MKN on Cooking with Herbs

Photo by Emily Adams

Photo by Emily Adams

I love winter herbs: Sage, thyme, rosemary. But there is nothing better than when spring rolls (did someone say spring rolls?*) around and we are swimming in Dill, Parsley, Basil, and Chives. Cooking with herbs is one of the first lessons I teach my clients. Herbs add flavor and vital nutrients to our meals. They are packed with vitamins and phytonutrients. Take parsley: it is so much more than a garnish! In just ½ cup you can get 50% of your Vitamin C & K RDA. Here are some beginner tips on cooking with herbs:  

My first tip is to keep it simple and do not be afraid to experiment. The only way you are going to find out if you like something is by trying it: Go to the grocery store or market, buy an herb you have never tried, and add it do some sautéed vegetables. If you do this each week starting now, by summer time you will be an expert!

Another tip is to not hold back with fresh herbs. Use them as a main ingredient! If a recipe called for 1-2 tablespoons of a fresh herbs, chances are I’m adding a ½ cup minimum. I will add a few sprigs of basil to my strawberry smoothie, a bunch of chives to scrambled eggs, and a handful of dill, parsley, and cilantro to my salads.

And finally, not all herbs are created equal.  Herbs that grow in harsh weather conditions (winter herbs) are naturally designed to withstand extreme temperatures. These are best in stews, broils, and roasts. Long and high heat cooking will do no favors for fresh spring herbs. Use them towards the end of the cooking time to retain the most flavor and preserve their healing compounds. And while most herbs can be used fresh, many Spring and Summer herbs lose their flavor compounds when dried. 
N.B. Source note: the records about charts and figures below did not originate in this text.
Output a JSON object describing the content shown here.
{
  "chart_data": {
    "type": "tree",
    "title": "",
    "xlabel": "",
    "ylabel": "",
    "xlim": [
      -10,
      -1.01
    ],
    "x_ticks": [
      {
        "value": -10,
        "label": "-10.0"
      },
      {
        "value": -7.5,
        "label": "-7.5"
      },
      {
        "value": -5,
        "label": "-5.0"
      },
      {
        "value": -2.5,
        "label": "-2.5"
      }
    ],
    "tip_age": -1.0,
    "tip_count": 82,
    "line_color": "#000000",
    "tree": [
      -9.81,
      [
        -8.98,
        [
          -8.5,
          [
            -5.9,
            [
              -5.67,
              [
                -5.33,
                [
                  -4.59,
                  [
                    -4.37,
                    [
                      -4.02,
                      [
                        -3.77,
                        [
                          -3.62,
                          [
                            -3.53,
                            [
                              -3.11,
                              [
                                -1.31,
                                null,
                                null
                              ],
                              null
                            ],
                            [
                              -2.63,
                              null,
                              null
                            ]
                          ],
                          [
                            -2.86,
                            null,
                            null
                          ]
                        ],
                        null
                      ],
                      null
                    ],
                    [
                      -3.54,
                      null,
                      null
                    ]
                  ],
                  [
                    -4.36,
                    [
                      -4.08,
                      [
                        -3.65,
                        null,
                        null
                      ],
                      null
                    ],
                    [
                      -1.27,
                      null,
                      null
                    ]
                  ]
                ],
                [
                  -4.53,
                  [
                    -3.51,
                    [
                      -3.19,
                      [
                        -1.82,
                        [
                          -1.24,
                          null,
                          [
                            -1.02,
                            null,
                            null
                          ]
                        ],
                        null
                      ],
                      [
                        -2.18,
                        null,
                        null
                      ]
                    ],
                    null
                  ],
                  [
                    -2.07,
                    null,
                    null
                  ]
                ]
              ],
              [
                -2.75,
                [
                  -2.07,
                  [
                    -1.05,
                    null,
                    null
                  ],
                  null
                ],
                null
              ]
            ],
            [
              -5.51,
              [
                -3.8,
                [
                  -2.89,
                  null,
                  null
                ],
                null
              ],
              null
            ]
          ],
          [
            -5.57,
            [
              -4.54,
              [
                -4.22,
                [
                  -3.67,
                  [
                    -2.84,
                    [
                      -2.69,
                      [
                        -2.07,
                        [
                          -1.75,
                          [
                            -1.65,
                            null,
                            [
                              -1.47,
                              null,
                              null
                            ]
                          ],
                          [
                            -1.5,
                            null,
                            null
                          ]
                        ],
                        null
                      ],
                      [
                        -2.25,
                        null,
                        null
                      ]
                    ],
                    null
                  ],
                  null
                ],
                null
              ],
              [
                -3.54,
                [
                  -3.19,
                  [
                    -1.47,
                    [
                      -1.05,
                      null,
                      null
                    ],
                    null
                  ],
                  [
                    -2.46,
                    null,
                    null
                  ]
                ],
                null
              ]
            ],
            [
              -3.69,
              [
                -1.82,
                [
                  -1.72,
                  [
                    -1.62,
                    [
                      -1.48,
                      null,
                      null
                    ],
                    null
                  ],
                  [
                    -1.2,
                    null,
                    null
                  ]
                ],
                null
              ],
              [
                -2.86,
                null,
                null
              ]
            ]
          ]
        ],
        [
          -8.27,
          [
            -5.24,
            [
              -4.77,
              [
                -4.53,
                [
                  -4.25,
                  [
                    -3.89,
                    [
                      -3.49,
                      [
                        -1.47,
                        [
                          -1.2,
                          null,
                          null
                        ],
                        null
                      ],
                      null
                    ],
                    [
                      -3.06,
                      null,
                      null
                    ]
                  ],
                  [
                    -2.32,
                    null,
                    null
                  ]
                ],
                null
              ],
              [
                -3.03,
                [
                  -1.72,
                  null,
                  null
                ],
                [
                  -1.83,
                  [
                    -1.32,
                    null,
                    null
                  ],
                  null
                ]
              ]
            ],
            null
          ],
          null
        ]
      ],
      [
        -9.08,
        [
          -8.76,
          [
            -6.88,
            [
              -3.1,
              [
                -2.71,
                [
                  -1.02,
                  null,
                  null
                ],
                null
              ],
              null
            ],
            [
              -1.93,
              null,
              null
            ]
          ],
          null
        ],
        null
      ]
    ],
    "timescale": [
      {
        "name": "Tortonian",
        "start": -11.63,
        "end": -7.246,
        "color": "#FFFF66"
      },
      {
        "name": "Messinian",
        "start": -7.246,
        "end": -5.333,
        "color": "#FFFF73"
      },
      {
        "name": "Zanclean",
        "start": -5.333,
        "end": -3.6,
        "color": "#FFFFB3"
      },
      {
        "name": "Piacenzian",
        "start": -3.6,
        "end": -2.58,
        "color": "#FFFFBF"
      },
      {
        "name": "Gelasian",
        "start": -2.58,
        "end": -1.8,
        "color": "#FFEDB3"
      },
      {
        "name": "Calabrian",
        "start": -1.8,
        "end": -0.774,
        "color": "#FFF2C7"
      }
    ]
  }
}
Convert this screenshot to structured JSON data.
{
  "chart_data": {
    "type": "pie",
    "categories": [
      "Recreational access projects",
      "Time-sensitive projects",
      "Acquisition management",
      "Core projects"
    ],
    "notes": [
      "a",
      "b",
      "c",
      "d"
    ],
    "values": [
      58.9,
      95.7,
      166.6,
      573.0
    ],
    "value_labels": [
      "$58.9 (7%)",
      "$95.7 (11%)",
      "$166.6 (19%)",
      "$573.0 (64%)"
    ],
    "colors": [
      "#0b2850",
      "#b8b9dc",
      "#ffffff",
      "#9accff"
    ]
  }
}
Herbs that are best used fresh: Parsley, Basil, Mint, Cilantro, Chervil, Chives, Dill, Sorrel, Tarragon

Herbs that can be used dried: Oregano, Rosemary, Marjoram, Bay Leaf, Thyme, Sage, Savory

Veggie Spring Rolls w/ Almond Butter Dipping Sauce

This is a great hand-ons meal for kids or a fun dinner party! Just be mindful that rice paper rolls do not keep well for days in the fridge. If this is your first Spring Roll making session, do not fret. The first time I made them they were falling apart and uneven, but after a couple test rolls you should be good to go. When all else fails, you can always chop up the ingredients, throw them in a bowl with some sauce, and call it Spring Roll Salad! 


·      10 rice paper sheets OR 10 collard green leaves

·      1 cup shredded cabbage  

·      2-3 medium shredded carrot

·      1 cucumber, julienned

·      ½ cup sliced green onion, long ways

·      6 large shiitake mushrooms, cooked and sliced

·      1 red pepper, thinly sliced

·      1-2 avocados, sliced

·      1 cup bean sprouts

·      1 cup watercress

·      1 cup cilantro

·      1 cup basil

·      1 cup mint

·      zest of 1 lime


·      1/4 cup almond butter

·      2 tsp tamari or coconut aminos

·      2 tsp honey (less if using coconut aminos)

·      1 jalapeño or chili (or less if want less spicy)

·      1-2 garlic cloves

·      juice of lime (the zested one)

·      1 cup cilantro

·      red chili flakes, salt and pepper to taste

·      2 – 4 tbsp warm water, or more


1. Start with the sauce. Place ingredients in blender and process until smooth, adding a tbsp of warm water at a time. Add more or less water depending on desired consistency. This sauce is amazing and can be used as a dip for pretty much anything. I make a huge batch and store in the fridge. It should last a couple weeks, if you make it that long. 

2. Arrange all spring roll ingredients with a plate of warm water to dip the rice paper. I usually sit at my kitchen table with everything laid out in front of me. Follow the directions for the Spring Roll paper, as the amount of filling will depend on size. I like to make sure the ingredients are evenly spaced, about 1/3 from the bottom of the round, and roll them up like a burrito. Everyone has their trick.